C’est en plein centre-ville, place Crèvecœur, dans l’église Saint-Pierre de Calais (Pas-de-Calais), que les trois grévistes ont installé leurs lits de camp. Depuis lundi 11 octobre, Philippe Demeestère, aumônier du Secours catholique de Calais, Anaïs Vogel et Ludovic Holbein, un couple de trentenaires mobilisés depuis plusieurs mois auprès des personnes migrantes, ont entamé une grève de la faim. C’est la première fois qu’ils engagent une telle démarche. Et c’est la première fois depuis 2016 qu’une telle action est déclenchée à Calais. A l’époque, plusieurs Iraniens s’étaient cousus la bouche et avaient cessé de s’alimenter pour dénoncer les conditions de vie dans la « jungle ».
Cinq ans presque jour pour jour après le démantèlement du bidonville, à bien des égards Calais semble se réduire à l’éternelle répétition du même. Le même goulet d’étranglement sur la route migratoire vers l’Angleterre, distante de 30 kilomètres à peine ; les mêmes conditions de vie déplorables, où le froid le dispute à la faim dans les campements ; la même hantise de la part des pouvoirs publics de créer des points de fixation ; le même dialogue de sourds entre eux et les acteurs associatifs.
« Il n’y a plus aucune écoute de la part des autorités », fait valoir Ludovic Holbein. « L’Etat se radicalise donc on choisit une action radicale », ajoute Anaïs Vogel.
« On ne sait plus comment faire pour être entendu, prolonge Juliette Delaplace, chargée de mission au Secours catholique à Calais.

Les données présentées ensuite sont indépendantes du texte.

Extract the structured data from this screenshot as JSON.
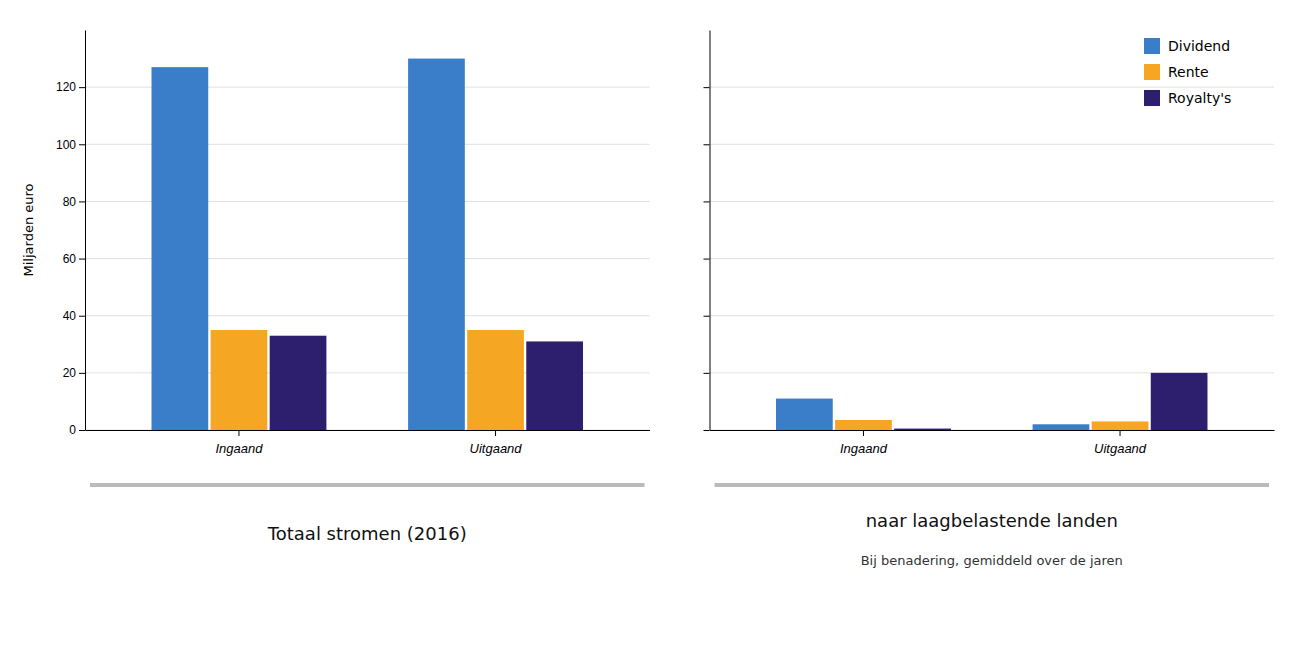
{
  "chart_data": [
    {
      "type": "bar",
      "title": "Totaal stromen (2016)",
      "ylabel": "Miljarden euro",
      "categories": [
        "Ingaand",
        "Uitgaand"
      ],
      "series": [
        {
          "color": "#3a7dc9",
          "values": [
            127,
            130
          ]
        },
        {
          "color": "#f5a623",
          "values": [
            35,
            35
          ]
        },
        {
          "color": "#2e1f6e",
          "values": [
            33,
            31
          ]
        }
      ],
      "ylim": [
        0,
        140
      ],
      "yticks": [
        0,
        20,
        40,
        60,
        80,
        100,
        120
      ],
      "grid": true
    },
    {
      "type": "bar",
      "title": "naar laagbelastende landen",
      "subtitle": "Bij benadering, gemiddeld over de jaren",
      "categories": [
        "Ingaand",
        "Uitgaand"
      ],
      "series": [
        {
          "name": "Dividend",
          "color": "#3a7dc9",
          "values": [
            11,
            2
          ]
        },
        {
          "name": "Rente",
          "color": "#f5a623",
          "values": [
            3.5,
            3
          ]
        },
        {
          "name": "Royalty's",
          "color": "#2e1f6e",
          "values": [
            0.5,
            20
          ]
        }
      ],
      "ylim": [
        0,
        140
      ],
      "yticks": [
        0,
        20,
        40,
        60,
        80,
        100,
        120
      ],
      "grid": true,
      "legend": "upper right",
      "tick_labels": "x"
    }
  ]
}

Les conditions de survie sont abominables mais les mots n’ont plus aucun poids. Le gouvernement est aveugle et sourd à ce que dit le Défenseur des droits ou la commission consultative des droits de l’homme… et même les décisions administratives sont en faveur des politiques de l’Etat. »
Distributions alimentaires interdites
Actuellement, les associations estiment que 1 500 personnes « vivent » à Calais et ses alentours. Les autorités parlent, elles, de 550 migrants environ. Majoritairement Soudanais et Erythréens, ils sont dispersés entre plusieurs campements et le centre-ville.
Les grévistes ont formulé trois demandes : que cessent, le temps de la trêve hivernale, les démantèlements quotidiens de campements ; que cesse sur la même période la confiscation des effets personnels et des tentes lors de ces opérations d’expulsion et, enfin, qu’un dialogue soit rétabli avec l’Etat pour déterminer des espaces d’intervention humanitaire. Depuis plus d’un an, des arrêtés préfectoraux interdisent les distributions alimentaires dans la ville tandis que grilles, barbelés et autres rochers défigurent l’espace dans un nombre toujours croissant d’endroits.